No I am not talking about VOIP, I think with VOIP you have to have your computer on all the time to receive calls, where I want to answer the calls with my computer when at the computer working, but pick up the handset (computer off or on does not matter) and answer a call normally with the handset when not at the computer.

Don't know really if I am getting my point across as to what I want to do, but I know the one where you have to have computer on all the time for the phone to work is not the one I want.

I see you are in Sydney been there once, its huge but only spent the day there shopping between flights.

TC and thanks


----------



## happychic (Jun 1, 2008)

Hi,

To the best of my knowledge - you don't have to have the computer on all the time to use Voip. I think its in the set up. I really don't know about using a headset. If I find out more info i will let you know.

TC

HC


----------



## ozziebeanie (Jun 24, 2009)

Thanks to you both, will let you know how i get on with it all.


----------



## daniel_b2380 (Jan 31, 2003)

ozzie,
are you asking about a dial-up modem?
that was a feature with the v.92 spec - modem on hold or some such name

i agree with terabyte about us robotics - [and i like 3com also]
http://www.usr.com/v92/

http://www.modemsite.com/56K/v92moh.asp

whole bunch of info here if you care to sort through it 
http://www.google.com/search?hl=en&q=v92+modem


----------



## ozziebeanie (Jun 24, 2009)

Well first I have to find out if what I want to do, can be done, I am sure its not science fiction, then if it can, what is required, because I am going into this blind I don't know if a fax modem dial up will do it. 

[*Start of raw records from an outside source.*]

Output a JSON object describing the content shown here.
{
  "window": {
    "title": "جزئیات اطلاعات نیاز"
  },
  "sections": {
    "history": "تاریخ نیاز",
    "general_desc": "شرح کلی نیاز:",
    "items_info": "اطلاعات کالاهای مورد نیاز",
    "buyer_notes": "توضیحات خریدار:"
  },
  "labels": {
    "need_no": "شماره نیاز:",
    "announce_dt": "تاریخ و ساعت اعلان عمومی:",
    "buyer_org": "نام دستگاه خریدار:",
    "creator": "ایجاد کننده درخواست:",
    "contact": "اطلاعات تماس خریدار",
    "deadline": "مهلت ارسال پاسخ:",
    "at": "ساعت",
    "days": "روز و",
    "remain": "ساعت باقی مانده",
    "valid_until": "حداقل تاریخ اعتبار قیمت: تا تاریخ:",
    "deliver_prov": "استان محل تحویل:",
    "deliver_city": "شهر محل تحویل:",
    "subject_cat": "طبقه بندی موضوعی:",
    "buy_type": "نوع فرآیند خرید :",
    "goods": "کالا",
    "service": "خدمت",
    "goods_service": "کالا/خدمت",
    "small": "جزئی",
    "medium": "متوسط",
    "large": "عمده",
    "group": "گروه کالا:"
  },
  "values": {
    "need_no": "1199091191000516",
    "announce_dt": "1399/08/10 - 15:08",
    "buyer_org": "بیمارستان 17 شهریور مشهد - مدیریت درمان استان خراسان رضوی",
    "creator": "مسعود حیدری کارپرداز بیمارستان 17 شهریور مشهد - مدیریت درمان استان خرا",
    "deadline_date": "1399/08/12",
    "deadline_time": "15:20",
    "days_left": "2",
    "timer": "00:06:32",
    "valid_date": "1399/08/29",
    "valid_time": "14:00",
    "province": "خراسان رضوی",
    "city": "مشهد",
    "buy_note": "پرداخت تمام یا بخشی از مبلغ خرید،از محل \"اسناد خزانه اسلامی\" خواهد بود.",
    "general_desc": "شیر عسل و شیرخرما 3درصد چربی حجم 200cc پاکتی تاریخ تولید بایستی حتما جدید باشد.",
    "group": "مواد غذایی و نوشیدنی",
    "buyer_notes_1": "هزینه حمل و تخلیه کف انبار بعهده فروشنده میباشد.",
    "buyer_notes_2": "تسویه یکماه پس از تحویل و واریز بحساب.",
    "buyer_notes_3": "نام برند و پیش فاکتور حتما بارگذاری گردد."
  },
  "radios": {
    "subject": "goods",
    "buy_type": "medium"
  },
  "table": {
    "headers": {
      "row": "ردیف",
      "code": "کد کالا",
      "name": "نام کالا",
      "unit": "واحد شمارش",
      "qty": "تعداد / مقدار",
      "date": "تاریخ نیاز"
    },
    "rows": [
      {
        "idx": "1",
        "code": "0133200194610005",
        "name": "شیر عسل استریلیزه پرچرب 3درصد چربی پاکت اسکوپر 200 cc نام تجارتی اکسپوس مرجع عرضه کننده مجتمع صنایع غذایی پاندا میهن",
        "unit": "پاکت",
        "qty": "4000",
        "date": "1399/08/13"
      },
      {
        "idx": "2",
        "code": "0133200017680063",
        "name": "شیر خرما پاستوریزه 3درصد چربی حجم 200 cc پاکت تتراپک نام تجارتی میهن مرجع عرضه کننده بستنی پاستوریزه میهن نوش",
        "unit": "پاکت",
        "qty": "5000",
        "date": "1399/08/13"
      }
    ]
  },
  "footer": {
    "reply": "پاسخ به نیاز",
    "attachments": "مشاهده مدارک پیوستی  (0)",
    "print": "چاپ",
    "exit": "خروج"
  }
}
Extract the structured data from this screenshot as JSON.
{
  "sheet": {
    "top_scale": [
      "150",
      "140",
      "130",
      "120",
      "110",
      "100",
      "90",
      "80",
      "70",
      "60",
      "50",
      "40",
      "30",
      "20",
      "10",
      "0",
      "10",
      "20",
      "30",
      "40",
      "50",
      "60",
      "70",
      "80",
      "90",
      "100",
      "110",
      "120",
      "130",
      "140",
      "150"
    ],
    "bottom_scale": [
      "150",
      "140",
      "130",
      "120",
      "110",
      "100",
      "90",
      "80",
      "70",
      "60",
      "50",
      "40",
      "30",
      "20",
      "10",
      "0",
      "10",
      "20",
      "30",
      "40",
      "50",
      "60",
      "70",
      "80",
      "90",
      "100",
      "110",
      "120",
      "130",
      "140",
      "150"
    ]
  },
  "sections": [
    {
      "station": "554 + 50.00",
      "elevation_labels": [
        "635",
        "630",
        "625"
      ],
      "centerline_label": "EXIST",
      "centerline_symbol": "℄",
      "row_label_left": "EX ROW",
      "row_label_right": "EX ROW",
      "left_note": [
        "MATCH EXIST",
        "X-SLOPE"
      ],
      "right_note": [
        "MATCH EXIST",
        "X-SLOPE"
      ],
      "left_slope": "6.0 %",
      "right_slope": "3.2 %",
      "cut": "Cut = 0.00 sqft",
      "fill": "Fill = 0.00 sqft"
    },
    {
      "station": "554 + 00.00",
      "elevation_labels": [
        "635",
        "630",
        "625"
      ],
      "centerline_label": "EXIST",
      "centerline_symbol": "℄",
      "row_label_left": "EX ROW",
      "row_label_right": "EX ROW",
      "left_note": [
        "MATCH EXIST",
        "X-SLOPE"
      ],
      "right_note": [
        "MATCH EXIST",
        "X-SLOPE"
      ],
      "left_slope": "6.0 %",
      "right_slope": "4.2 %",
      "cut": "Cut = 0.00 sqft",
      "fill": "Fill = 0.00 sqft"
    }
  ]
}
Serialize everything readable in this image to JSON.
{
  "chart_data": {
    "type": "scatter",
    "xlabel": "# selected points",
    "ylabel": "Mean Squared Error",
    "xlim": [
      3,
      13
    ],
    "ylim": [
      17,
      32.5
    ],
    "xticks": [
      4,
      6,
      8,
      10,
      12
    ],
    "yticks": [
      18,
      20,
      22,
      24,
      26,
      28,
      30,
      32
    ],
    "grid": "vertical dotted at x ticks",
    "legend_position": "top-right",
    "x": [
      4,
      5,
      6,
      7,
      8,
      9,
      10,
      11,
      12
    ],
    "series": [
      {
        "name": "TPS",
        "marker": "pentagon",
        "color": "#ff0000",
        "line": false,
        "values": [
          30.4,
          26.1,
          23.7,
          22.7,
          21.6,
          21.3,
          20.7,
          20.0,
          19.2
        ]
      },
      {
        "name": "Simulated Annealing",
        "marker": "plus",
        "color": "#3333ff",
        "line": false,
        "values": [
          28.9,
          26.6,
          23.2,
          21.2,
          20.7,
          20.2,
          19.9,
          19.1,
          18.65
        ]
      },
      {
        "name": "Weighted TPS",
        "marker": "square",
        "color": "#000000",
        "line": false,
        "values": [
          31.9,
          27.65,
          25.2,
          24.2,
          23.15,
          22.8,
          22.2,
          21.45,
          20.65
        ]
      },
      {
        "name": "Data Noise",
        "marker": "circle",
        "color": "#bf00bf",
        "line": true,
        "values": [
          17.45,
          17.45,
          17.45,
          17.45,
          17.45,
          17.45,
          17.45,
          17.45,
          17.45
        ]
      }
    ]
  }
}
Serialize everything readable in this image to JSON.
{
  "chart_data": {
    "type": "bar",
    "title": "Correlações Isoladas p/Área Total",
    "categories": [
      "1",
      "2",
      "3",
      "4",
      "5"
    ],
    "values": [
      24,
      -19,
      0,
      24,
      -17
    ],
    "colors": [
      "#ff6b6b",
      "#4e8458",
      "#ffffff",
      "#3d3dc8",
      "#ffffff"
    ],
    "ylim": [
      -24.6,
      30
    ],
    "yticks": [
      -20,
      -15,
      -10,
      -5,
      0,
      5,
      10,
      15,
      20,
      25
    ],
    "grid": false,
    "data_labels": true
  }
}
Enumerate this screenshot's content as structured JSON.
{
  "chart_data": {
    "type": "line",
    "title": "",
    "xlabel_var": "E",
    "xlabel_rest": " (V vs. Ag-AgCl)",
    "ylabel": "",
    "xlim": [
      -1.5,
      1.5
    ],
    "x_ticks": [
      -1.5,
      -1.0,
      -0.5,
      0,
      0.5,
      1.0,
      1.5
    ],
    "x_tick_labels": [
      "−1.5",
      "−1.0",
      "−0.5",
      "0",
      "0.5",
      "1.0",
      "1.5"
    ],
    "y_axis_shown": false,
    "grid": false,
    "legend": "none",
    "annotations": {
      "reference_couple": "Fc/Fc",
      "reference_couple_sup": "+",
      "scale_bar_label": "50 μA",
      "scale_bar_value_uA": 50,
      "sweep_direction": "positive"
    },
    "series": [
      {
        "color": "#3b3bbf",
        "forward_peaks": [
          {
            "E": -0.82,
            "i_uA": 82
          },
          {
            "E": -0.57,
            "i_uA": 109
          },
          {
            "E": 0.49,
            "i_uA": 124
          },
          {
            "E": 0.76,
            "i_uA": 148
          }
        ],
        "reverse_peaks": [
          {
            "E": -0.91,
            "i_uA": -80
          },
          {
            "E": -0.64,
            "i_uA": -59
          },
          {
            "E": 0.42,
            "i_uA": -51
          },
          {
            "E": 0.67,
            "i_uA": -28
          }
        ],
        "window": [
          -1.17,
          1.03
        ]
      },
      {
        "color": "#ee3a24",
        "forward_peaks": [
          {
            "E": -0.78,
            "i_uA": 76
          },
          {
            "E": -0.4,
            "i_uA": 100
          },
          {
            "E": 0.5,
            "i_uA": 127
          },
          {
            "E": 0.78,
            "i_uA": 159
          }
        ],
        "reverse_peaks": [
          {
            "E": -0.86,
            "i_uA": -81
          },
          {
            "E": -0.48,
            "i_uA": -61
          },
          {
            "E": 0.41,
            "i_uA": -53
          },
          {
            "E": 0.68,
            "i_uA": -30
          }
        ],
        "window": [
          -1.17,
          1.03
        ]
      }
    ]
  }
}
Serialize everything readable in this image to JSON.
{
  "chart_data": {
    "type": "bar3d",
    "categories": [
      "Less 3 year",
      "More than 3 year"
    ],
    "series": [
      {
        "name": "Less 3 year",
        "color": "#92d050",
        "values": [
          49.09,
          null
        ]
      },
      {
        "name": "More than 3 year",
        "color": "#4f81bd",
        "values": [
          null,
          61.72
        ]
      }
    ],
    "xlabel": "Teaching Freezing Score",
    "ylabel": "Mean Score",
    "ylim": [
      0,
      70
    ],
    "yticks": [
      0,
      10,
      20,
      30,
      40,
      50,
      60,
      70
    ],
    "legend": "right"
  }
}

I did use one to rig it so I heard the phone ring in my head set so I would not miss calls, I only wish there was some button on a program I could click and say hello without having to take off the head set and keep loosing my place with my work, thanks for the links will look at them tomorrow its close on 12.30am here, time this chooky went to bed.

Thanks again


----------



## ozziebeanie (Jun 24, 2009)

Ok am reading links this morning and its telling me all about the wonderful things it can achieve being on line using this modem, but I don't want to go on line. I am already on line, are you saying that if I put this modem on the phone line and plug the phone in and hopefully with software that comes with the modem I can answer the phone while at the computer using my headset? 

Its not only products I am after but how it is to be done, is that what you where saying this modem can do?

I am trying to do something here I know nothing about, so excuse the questions.


----------